By: Admin | 15 Agustus 2022
By: Admin | 15 Agustus 2022
2 tahun yang lalu
2 tahun yang lalu
2 tahun yang lalu
Krisis, dari bahasa Yunani adalah setiap peristiwa yang sedang terjadi (atau diperkirakan) mengarah pada situasi tidak stabil dan berbahaya yang memengaruhi individu, kelompok, komunitas, atau seluruh masyarakat. Krisis dianggap membawa perubahan negatif dalam urusan keamanan, ekonomi, politik, sosial, atau lingkungan, terutama ketika krisis terjadi tiba-tiba, dengan sedikit atau tanpa peringatan. Lebih jauh, krisis adalah istilah yang berarti “waktu pengujian” atau “peristiwa darurat”.
Menurut Kamus Besar Bahasa Indonesia (KBBI), krisis adalah 1) keadaan yang berbahaya (dalam menderita sakit); parah sekali; 2) keadaan yang genting; kemelut; 3) keadaan suram (tentang ekonomi, moral, dan sebagainya); 4) Saat yang menentukan di dalam cerita atau drama ketika situasi menjadi berbahaya dan keputusan harus diambil; 5) Konfrontasi yang intensif dan dahsyat yang terjadi dalam waktu singkat dan merupakan ganti peperangan dalam era nuklir;
Sedangkan menurut bahasa mandarin untuk Krisis adalah 危机 (wēi jī) berasal dari kata 危险 (wēi xiǎn, danger) dan 机会 (jī huì, opportunity). Untuk itu setiap 危机, wēi jī (krisis), selalu memiliki 2 dimensi : pertama 有危 (yǒu wēi, ada bahaya), kedua 有机 (yǒu jī, ada kesempatan atau peluang). Jadi di setiap krisis walaupun memang memiliki bahaya, namun juga mengandung kesempatan/peluang yang menuju kepada harapan/kesuksesan.
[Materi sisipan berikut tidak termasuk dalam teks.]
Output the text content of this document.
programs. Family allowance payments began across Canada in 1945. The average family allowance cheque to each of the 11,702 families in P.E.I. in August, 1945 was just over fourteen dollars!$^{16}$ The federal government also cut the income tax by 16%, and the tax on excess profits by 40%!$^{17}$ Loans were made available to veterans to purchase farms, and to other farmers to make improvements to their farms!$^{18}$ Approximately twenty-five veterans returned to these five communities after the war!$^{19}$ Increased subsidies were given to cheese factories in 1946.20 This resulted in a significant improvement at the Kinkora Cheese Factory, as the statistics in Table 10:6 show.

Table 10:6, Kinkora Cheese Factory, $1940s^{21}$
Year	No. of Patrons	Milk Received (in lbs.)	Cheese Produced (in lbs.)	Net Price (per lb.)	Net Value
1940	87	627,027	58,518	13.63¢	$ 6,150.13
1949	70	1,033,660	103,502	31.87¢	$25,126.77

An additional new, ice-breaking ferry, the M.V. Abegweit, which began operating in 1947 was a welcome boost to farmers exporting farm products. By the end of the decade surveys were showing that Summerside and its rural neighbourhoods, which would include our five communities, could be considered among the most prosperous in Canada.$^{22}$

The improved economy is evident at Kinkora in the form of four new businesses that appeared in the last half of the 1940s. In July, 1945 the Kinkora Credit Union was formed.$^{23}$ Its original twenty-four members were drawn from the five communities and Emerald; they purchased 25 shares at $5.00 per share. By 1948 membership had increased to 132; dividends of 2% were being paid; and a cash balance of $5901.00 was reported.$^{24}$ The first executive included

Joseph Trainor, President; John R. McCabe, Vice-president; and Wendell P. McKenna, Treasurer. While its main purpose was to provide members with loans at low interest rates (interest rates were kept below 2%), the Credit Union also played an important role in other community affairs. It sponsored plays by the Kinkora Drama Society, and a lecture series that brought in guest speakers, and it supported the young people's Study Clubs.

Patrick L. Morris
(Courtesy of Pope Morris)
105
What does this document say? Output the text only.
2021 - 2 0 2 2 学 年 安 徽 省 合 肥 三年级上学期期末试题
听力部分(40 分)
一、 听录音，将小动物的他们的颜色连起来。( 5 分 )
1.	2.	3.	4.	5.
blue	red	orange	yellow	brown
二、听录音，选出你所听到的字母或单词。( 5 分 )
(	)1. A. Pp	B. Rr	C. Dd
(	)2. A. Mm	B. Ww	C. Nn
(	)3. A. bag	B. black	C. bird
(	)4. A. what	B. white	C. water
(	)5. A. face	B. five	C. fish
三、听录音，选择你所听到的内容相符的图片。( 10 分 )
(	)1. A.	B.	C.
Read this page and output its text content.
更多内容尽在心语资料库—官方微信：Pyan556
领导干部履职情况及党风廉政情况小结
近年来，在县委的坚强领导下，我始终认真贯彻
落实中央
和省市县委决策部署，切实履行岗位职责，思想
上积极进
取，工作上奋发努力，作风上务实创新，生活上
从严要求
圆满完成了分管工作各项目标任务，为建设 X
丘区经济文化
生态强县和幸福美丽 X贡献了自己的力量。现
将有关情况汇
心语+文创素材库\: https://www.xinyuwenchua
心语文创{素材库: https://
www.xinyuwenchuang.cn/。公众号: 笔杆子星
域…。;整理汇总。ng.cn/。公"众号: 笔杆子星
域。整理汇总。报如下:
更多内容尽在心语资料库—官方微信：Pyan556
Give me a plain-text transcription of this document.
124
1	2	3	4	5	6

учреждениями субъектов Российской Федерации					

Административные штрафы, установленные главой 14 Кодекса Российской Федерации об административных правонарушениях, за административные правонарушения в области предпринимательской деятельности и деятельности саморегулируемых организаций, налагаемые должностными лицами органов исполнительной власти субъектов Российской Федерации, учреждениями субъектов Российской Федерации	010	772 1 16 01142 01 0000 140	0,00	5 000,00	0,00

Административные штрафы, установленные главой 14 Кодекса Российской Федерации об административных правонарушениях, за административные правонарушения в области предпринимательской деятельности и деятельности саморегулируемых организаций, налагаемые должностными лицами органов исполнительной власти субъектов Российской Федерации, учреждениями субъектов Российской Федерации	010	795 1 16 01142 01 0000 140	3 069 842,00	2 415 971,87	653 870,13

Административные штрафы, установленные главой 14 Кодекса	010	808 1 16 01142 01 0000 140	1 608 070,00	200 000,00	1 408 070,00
Krisis Menimbulkan Ketidakpastian
Apakah Anda sudah menonton film Uncertainty yang beberapa tahun lalu diputar di bioskop? Film ini dimulai ketika pasangan muda, Bobby (diperankan oleh Joseph Gordon Levitt) dan Kate (diperankan oleh Lynn Collins), yang telah bersama-sama selama 10 bulan, menemukan ketidakpastian dalam hidup mereka. Kate yang sedang hamil 11 minggu tidak tahu akan ke mana pada tanggal 4 Juli. Di tengah kebingungan, alih-alih berpikir rasional untuk mengambil keputusan, mereka memutuskan untuk melempar koin. Setelah Bobby melempar koin, mereka masing-masing berlari ke arah yang berlawanan di jembatan Brooklyn. Setelah itu, penonton diajak mengikuti dua jalan cerita berbeda.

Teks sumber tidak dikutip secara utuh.